Once the execution plan for the main parent scheduled import is created, system will check if there are child scheduled imports. If there are, the “Next scheduled import” field is updated with the first child scheduled import (ordered by sys_id) and it will recurse to create execution plans for all child scheduled imports. In the example above, the 'Import User Data' is the parent concurrent scheduled import and 'Import kingston user data' is its child concurrent scheduled import.
This way, the parent and all its child scheduled imports will have the same execution context but an individual execution plan for each.
NOTE: From the first step till here, the procedure is common for regular and concurrent imports. From here on, information is specific to Concurrent import sets.
3. The number of import sets is calculated. For each node, there will be one Parent sys_trigger job "Import Set Transformer" and there will be 2 child triggers for each parent trigger.
For example, if there are 2 nodes, there will be 2 parent triggers and a total of 4 "Import Set Transformer" child triggers.
The number of import sets is the minimum of number of child triggers where System ID is NOT 'ACTIVE NODES' and is NOT 'ALL NODES' and the value for system property "glide.scheduled_import.max.concurrent.import_sets" which has a default value of 10. Please note that It's not recommended to modify the value of this property as it might cause other performance issues.

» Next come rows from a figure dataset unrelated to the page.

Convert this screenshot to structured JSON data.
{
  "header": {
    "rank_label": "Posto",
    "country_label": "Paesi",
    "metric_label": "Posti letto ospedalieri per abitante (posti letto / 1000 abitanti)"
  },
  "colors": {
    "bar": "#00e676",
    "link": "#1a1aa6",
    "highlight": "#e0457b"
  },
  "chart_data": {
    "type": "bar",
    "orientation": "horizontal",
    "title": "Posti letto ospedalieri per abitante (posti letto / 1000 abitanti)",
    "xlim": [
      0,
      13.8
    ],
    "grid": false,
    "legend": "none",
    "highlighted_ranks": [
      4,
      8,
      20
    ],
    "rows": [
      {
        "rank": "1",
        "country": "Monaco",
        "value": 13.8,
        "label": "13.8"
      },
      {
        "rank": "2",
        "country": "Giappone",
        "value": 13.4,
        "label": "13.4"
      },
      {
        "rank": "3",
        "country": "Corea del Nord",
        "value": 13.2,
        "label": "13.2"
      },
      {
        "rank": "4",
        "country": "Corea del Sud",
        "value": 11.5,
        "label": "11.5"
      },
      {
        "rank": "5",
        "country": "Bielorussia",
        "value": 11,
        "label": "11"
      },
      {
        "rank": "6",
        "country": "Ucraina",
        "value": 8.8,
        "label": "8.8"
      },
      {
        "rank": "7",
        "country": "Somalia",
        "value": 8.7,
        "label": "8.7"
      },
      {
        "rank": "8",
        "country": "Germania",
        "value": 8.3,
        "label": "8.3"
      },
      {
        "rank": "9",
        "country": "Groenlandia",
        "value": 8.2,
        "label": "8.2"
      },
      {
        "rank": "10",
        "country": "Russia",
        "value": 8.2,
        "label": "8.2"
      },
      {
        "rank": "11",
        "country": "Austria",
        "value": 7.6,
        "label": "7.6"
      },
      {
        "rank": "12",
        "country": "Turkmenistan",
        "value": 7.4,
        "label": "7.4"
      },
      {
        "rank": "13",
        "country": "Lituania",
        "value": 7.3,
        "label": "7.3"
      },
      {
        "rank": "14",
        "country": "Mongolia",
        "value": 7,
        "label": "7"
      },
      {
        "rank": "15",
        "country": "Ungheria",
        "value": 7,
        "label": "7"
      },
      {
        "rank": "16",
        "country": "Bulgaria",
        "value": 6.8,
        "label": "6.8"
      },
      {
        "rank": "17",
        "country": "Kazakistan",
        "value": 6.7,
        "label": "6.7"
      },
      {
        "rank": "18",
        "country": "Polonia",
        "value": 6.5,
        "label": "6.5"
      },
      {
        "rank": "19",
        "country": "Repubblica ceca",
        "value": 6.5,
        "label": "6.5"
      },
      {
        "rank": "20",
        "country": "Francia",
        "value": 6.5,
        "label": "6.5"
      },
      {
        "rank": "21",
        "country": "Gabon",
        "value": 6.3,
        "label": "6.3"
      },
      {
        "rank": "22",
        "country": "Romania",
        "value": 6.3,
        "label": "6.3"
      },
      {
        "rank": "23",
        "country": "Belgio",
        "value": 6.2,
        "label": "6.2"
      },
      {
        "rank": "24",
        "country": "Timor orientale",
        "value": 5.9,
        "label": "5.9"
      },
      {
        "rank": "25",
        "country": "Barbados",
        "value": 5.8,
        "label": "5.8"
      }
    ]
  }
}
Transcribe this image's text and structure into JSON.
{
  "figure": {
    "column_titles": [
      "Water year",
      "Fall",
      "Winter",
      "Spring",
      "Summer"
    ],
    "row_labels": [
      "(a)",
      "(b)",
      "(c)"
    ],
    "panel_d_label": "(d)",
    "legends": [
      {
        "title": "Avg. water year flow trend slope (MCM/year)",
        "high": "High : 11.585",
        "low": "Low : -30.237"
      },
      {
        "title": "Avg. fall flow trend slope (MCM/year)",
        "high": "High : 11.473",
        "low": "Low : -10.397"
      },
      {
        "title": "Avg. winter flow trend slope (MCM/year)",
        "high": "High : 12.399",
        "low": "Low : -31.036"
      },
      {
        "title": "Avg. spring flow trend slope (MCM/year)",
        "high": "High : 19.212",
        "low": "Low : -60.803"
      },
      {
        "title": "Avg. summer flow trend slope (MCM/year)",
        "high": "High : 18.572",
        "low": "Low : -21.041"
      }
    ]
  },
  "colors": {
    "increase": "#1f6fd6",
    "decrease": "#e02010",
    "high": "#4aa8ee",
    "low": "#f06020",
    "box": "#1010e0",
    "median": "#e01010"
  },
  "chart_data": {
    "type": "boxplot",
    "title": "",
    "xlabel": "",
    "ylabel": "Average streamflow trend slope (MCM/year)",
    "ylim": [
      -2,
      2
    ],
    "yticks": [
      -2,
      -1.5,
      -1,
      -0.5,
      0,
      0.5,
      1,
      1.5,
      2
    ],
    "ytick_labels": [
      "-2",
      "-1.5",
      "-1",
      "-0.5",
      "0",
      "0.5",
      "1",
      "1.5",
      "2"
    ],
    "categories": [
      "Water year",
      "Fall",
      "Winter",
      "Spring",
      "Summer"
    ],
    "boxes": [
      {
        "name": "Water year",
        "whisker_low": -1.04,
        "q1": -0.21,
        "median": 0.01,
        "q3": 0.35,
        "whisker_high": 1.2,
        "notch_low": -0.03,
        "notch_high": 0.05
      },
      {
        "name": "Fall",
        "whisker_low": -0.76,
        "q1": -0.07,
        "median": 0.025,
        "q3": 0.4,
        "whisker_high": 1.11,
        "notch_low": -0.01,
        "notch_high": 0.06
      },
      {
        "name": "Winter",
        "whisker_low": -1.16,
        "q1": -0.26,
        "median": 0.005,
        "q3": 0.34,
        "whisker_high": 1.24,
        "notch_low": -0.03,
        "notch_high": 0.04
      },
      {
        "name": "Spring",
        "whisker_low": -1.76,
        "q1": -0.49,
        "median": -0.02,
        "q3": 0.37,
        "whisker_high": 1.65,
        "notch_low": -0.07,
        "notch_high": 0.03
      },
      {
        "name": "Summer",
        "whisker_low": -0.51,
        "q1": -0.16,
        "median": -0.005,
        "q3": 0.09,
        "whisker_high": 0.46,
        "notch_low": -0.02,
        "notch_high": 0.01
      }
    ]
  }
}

There is 1 concurrent import set created in the sys_concurrent_import_set table. All import sets created for this scheduled import are linked to this concurrent import set.
4. Data is loaded into each of these import sets using Progress Workers based on the Partition Method selected in the Scheduled import record. By default, system distributes records among import sets in a round robin manner.
Users can write their custom script to define a custom partition key. Every row with the same partition key will be part of the same import set.
5. Now that the data is loaded in the import sets, Concurrent Import Set Jobs are created in the sys_concurrent_import_set_job table for each import set.
The state for these jobs is set to "Pending" initially.
Since this is a concurrent scheduled import, the system will not initiate the child scheduled import right away. The child import will be triggered only after the last transform completes for the current concurrent import.
This concludes the loading of data and splitting of the data into multiple import sets. The transformation process for all these import sets is explained in the next section.
Transforming Concurrent Import Sets
This section explains how the data is transformed in concurrent import sets.
The Import Set Transformer job runs every minute and polls the sys_concurrent_import_set_job queue to transform any pending jobs. This jobs only looks for jobs with state "Pending" and will only pick 1 job.